Et j’ai compris que je devais être fière de tout ça aussi. Que je ne devais pas détester la Chloé parasitée par le travail, le ménage, la vie à mille à l’heure. Que je ne devais pas faire de la place, légitimer et aimer uniquement la Chloé de l’Asie. Car ce n’est pas la seule et la vraie Chloé. C’est seulement une partie de moi. J’ai compris que savoir que je pouvais tant changer, tant évoluer et que je pouvais découvrir des parties de moi cachées était finalement la plus belle et la plus importante leçon à tirer. Qu’aimer et embrasser toutes ces parties est la seule et la meilleure chose à faire. Que continuer à me poser les bonnes questions et à creuser, maintenant ou un peu plus tard, est mon salut et ce que je ne dois jamais perdre de vue. J’ai compris que j’avais encore un long chemin avant de me défaire du conditionnement de la société et que je ne sais toujours pas s’il s’agit d’une faute extérieure ou simplement de la mienne, parce que je me complais aussi un peu dans ce modèle du couple qui réussit, gagne suffisamment sa vie et apparaît comme « normal » plutôt que « marginal ». J’ai compris que je n’étais pas fainéante, et que ce n’est pas parce que mes parents se sont crevés toute leur vie à la tâche que je me dois de faire de même. Que ce n’est pas parce que mes beaux-parents considèrent un seul modèle de réussite que l’on doit adopter le même. J’ai compris que travailler depuis chez moi, prendre le temps, ne faisait pas de moi une fainéante. Que vivre sur le salaire de mon conjoint n’était pas régresser et retomber au siècle dernier si c’est pour réaliser mes rêves, améliorer la vie des autres et si je suis prête à échanger les rôles demain. J’ai aussi compris que si je ne gagnais pas autant que lui, ce n’était pas la fin du féminisme et moi qui baisse les bras. Que ce combat-là n’est pas le bon, n’est pas le mien.

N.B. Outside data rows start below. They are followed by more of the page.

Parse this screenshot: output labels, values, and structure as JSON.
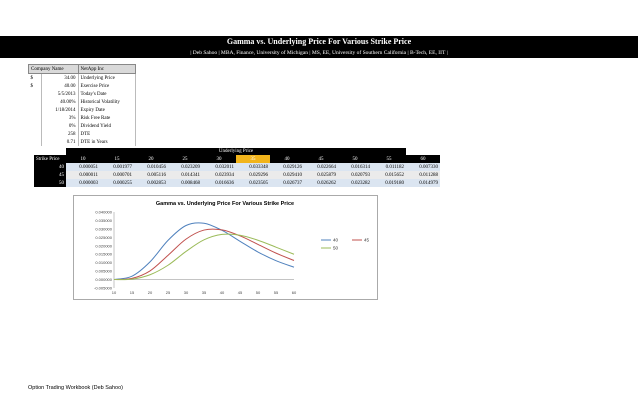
{
  "header": {
    "title": "Gamma vs. Underlying Price For Various Strike Price",
    "subtitle": "| Deb Sahoo | MBA, Finance, University of Michigan | MS, EE, University of Southern California | B-Tech, EE, IIT |"
  },
  "inputs": {
    "header": [
      "Company Name",
      "NetApp Inc"
    ],
    "rows": [
      {
        "cur": "$",
        "value": "34.00",
        "label": "Underlying Price"
      },
      {
        "cur": "$",
        "value": "40.00",
        "label": "Exercise Price"
      },
      {
        "cur": "",
        "value": "5/5/2013",
        "label": "Today's Date"
      },
      {
        "cur": "",
        "value": "40.00%",
        "label": "Historical Volatility"
      },
      {
        "cur": "",
        "value": "1/18/2014",
        "label": "Expiry Date"
      },
      {
        "cur": "",
        "value": "3%",
        "label": "Risk Free Rate"
      },
      {
        "cur": "",
        "value": "0%",
        "label": "Dividend Yield"
      },
      {
        "cur": "",
        "value": "258",
        "label": "DTE"
      },
      {
        "cur": "",
        "value": "0.71",
        "label": "DTE in Years"
      }
    ]
  },
  "grid": {
    "top_label": "Underlying Price",
    "row_header_label": "Strike Price",
    "columns": [
      "10",
      "15",
      "20",
      "25",
      "30",
      "35",
      "40",
      "45",
      "50",
      "55",
      "60"
    ],
    "highlight_column": "35",
    "rows": [
      {
        "strike": "40",
        "values": [
          "0.000051",
          "0.001977",
          "0.010456",
          "0.023209",
          "0.032011",
          "0.033348",
          "0.029126",
          "0.022664",
          "0.016314",
          "0.011182",
          "0.007330"
        ]
      },
      {
        "strike": "45",
        "values": [
          "0.000011",
          "0.000701",
          "0.005116",
          "0.014341",
          "0.023934",
          "0.029296",
          "0.029410",
          "0.025879",
          "0.020793",
          "0.015652",
          "0.011288"
        ]
      },
      {
        "strike": "50",
        "values": [
          "0.000003",
          "0.000255",
          "0.002853",
          "0.008468",
          "0.016636",
          "0.023505",
          "0.026737",
          "0.026262",
          "0.023282",
          "0.019180",
          "0.014979"
        ]
      }
    ]
  },
  "chart_data": {
    "type": "line",
    "title": "Gamma vs. Underlying Price For Various Strike Price",
    "x": [
      10,
      15,
      20,
      25,
      30,
      35,
      40,
      45,
      50,
      55,
      60
    ],
    "series": [
      {
        "name": "40",
        "color": "#4f81bd",
        "values": [
          5.1e-05,
          0.001977,
          0.010456,
          0.023209,
          0.032011,
          0.033348,
          0.029126,
          0.022664,
          0.016314,
          0.011182,
          0.00733
        ]
      },
      {
        "name": "45",
        "color": "#c0504d",
        "values": [
          1.1e-05,
          0.000701,
          0.005116,
          0.014341,
          0.023934,
          0.029296,
          0.02941,
          0.025879,
          0.020793,
          0.015652,
          0.011288
        ]
      },
      {
        "name": "50",
        "color": "#9bbb59",
        "values": [
          3e-06,
          0.000255,
          0.002853,
          0.008468,
          0.016636,
          0.023505,
          0.026737,
          0.026262,
          0.023282,
          0.01918,
          0.014979
        ]
      }
    ],
    "ylim": [
      -0.005,
      0.04
    ],
    "y_ticks": [
      "-0.005000",
      "0.000000",
      "0.005000",
      "0.010000",
      "0.015000",
      "0.020000",
      "0.025000",
      "0.030000",
      "0.035000",
      "0.040000"
    ],
    "x_ticks": [
      "10",
      "15",
      "20",
      "25",
      "30",
      "35",
      "40",
      "45",
      "50",
      "55",
      "60"
    ],
    "legend": "right",
    "grid": false
  },
  "footer": "Option Trading Workbook (Deb Sahoo)"
}
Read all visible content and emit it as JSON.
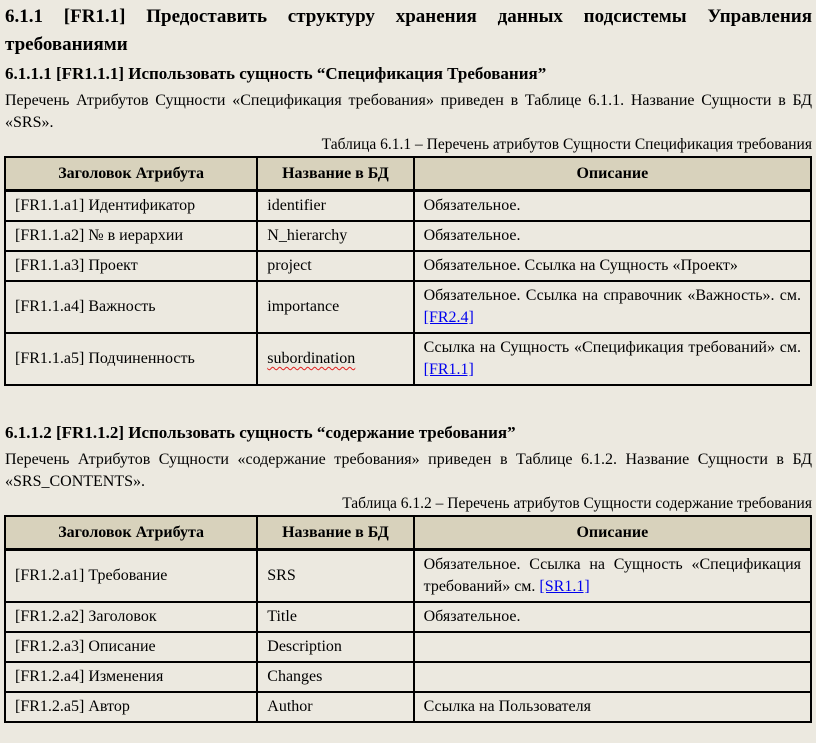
{
  "colors": {
    "page_bg": "#ece9e0",
    "table_header_bg": "#d8d2bc",
    "border": "#000000",
    "link": "#0000ee",
    "spellcheck_underline": "#e02020"
  },
  "heading_main": "6.1.1 [FR1.1] Предоставить структуру хранения данных подсистемы Управления требованиями",
  "section1": {
    "heading": "6.1.1.1 [FR1.1.1] Использовать сущность “Спецификация Требования”",
    "paragraph": "Перечень Атрибутов Сущности «Спецификация требования» приведен в Таблице 6.1.1. Название Сущности в БД «SRS».",
    "caption": "Таблица 6.1.1 – Перечень атрибутов Сущности Спецификация требования",
    "table": {
      "headers": [
        "Заголовок Атрибута",
        "Название в БД",
        "Описание"
      ],
      "rows": [
        {
          "attr": "[FR1.1.a1] Идентификатор",
          "db": "identifier",
          "desc": "Обязательное."
        },
        {
          "attr": "[FR1.1.a2] № в иерархии",
          "db": "N_hierarchy",
          "desc": "Обязательное."
        },
        {
          "attr": "[FR1.1.a3] Проект",
          "db": "project",
          "desc": "Обязательное. Ссылка на Сущность «Проект»"
        },
        {
          "attr": "[FR1.1.a4] Важность",
          "db": "importance",
          "desc": "Обязательное. Ссылка на справочник «Важность». см. ",
          "link": "[FR2.4]"
        },
        {
          "attr": "[FR1.1.a5] Подчиненность",
          "db": "subordination",
          "desc": "Ссылка на Сущность «Спецификация требований» см. ",
          "link": "[FR1.1]"
        }
      ]
    }
  },
  "section2": {
    "heading": "6.1.1.2 [FR1.1.2] Использовать сущность “содержание требования”",
    "paragraph": "Перечень Атрибутов Сущности «содержание требования» приведен в Таблице 6.1.2. Название Сущности в БД «SRS_CONTENTS».",
    "caption": "Таблица 6.1.2 – Перечень атрибутов Сущности содержание требования",
    "table": {
      "headers": [
        "Заголовок Атрибута",
        "Название в БД",
        "Описание"
      ],
      "rows": [
        {
          "attr": "[FR1.2.a1] Требование",
          "db": "SRS",
          "desc": "Обязательное. Ссылка на Сущность «Спецификация требований» см. ",
          "link": "[SR1.1]"
        },
        {
          "attr": "[FR1.2.a2] Заголовок",
          "db": "Title",
          "desc": "Обязательное."
        },
        {
          "attr": "[FR1.2.a3] Описание",
          "db": "Description",
          "desc": ""
        },
        {
          "attr": "[FR1.2.a4] Изменения",
          "db": "Changes",
          "desc": ""
        },
        {
          "attr": "[FR1.2.a5] Автор",
          "db": "Author",
          "desc": "Ссылка на Пользователя"
        }
      ]
    }
  }
}
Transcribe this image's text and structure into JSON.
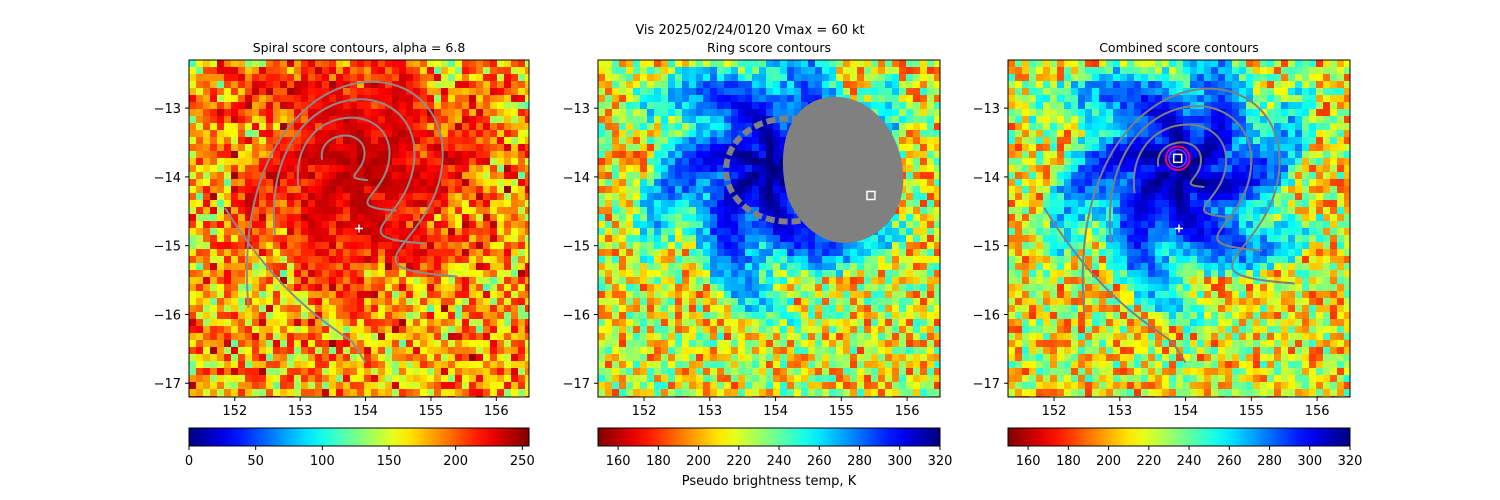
{
  "figure": {
    "suptitle_line1": "Vis  2025/02/24/0120    Vmax = 60 kt",
    "colorbar_label": "Pseudo brightness temp, K"
  },
  "chart_data": [
    {
      "type": "heatmap",
      "title": "Spiral score contours, alpha =  6.8",
      "xlim": [
        151.3,
        156.5
      ],
      "ylim": [
        -17.2,
        -12.3
      ],
      "xticks": [
        "152",
        "153",
        "154",
        "155",
        "156"
      ],
      "yticks": [
        "−13",
        "−14",
        "−15",
        "−16",
        "−17"
      ],
      "colormap": "jet",
      "colorbar": {
        "range": [
          0,
          255
        ],
        "ticks": [
          "0",
          "50",
          "100",
          "150",
          "200",
          "250"
        ],
        "reversed": false
      },
      "contour_color": "#8c8c8c",
      "marker": {
        "shape": "plus",
        "x": 153.9,
        "y": -14.75,
        "color": "#ffffff"
      }
    },
    {
      "type": "heatmap",
      "title": "Ring score contours",
      "xlim": [
        151.3,
        156.5
      ],
      "ylim": [
        -17.2,
        -12.3
      ],
      "xticks": [
        "152",
        "153",
        "154",
        "155",
        "156"
      ],
      "yticks": [
        "−13",
        "−14",
        "−15",
        "−16",
        "−17"
      ],
      "colormap": "jet_r",
      "colorbar": {
        "range": [
          150,
          320
        ],
        "ticks": [
          "160",
          "180",
          "200",
          "220",
          "240",
          "260",
          "280",
          "300",
          "320"
        ],
        "reversed": true
      },
      "contour_color": "#808080",
      "marker": {
        "shape": "square",
        "x": 155.45,
        "y": -14.27,
        "color": "#ffffff"
      }
    },
    {
      "type": "heatmap",
      "title": "Combined score contours",
      "xlim": [
        151.3,
        156.5
      ],
      "ylim": [
        -17.2,
        -12.3
      ],
      "xticks": [
        "152",
        "153",
        "154",
        "155",
        "156"
      ],
      "yticks": [
        "−13",
        "−14",
        "−15",
        "−16",
        "−17"
      ],
      "colormap": "jet_r",
      "colorbar": {
        "range": [
          150,
          320
        ],
        "ticks": [
          "160",
          "180",
          "200",
          "220",
          "240",
          "260",
          "280",
          "300",
          "320"
        ],
        "reversed": true
      },
      "contour_color": "#808080",
      "marker": {
        "shape": "plus",
        "x": 153.9,
        "y": -14.75,
        "color": "#ffffff"
      },
      "center_marker": {
        "shape": "square",
        "x": 153.88,
        "y": -13.73,
        "color": "#ffffff"
      },
      "ring_marker": {
        "x": 153.88,
        "y": -13.73,
        "radius_deg": 0.18,
        "color": "#e6007e"
      }
    }
  ]
}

J’ai compris que l’on est définit par les conditions extérieures, beaucoup. Du modèle que l’on nous inculque, à la réaction des gens, en passant par ce que l’on s’ordonne nous-même de faire et d’être, à la peur du jugement, à la peur du changement et surtout à la manière dont on réagit aux choses, aux événements. J’ai appris que lorsqu’on est indulgent avec chaque partie de soi-même, on apprend à mieux se regarder et s’écouter, à mieux se connaitre, et que l’on peut commencer à dessiner un semblant de réponse à la question « qui suis-je ? » en acceptant que l’on ne soit pas entièrement ce que les autres attendent de nous et ce que l’on pensait être.

Enfin, j’ai appris qu’accepter les choix de vie des autres était la première étape pour accepter les siens.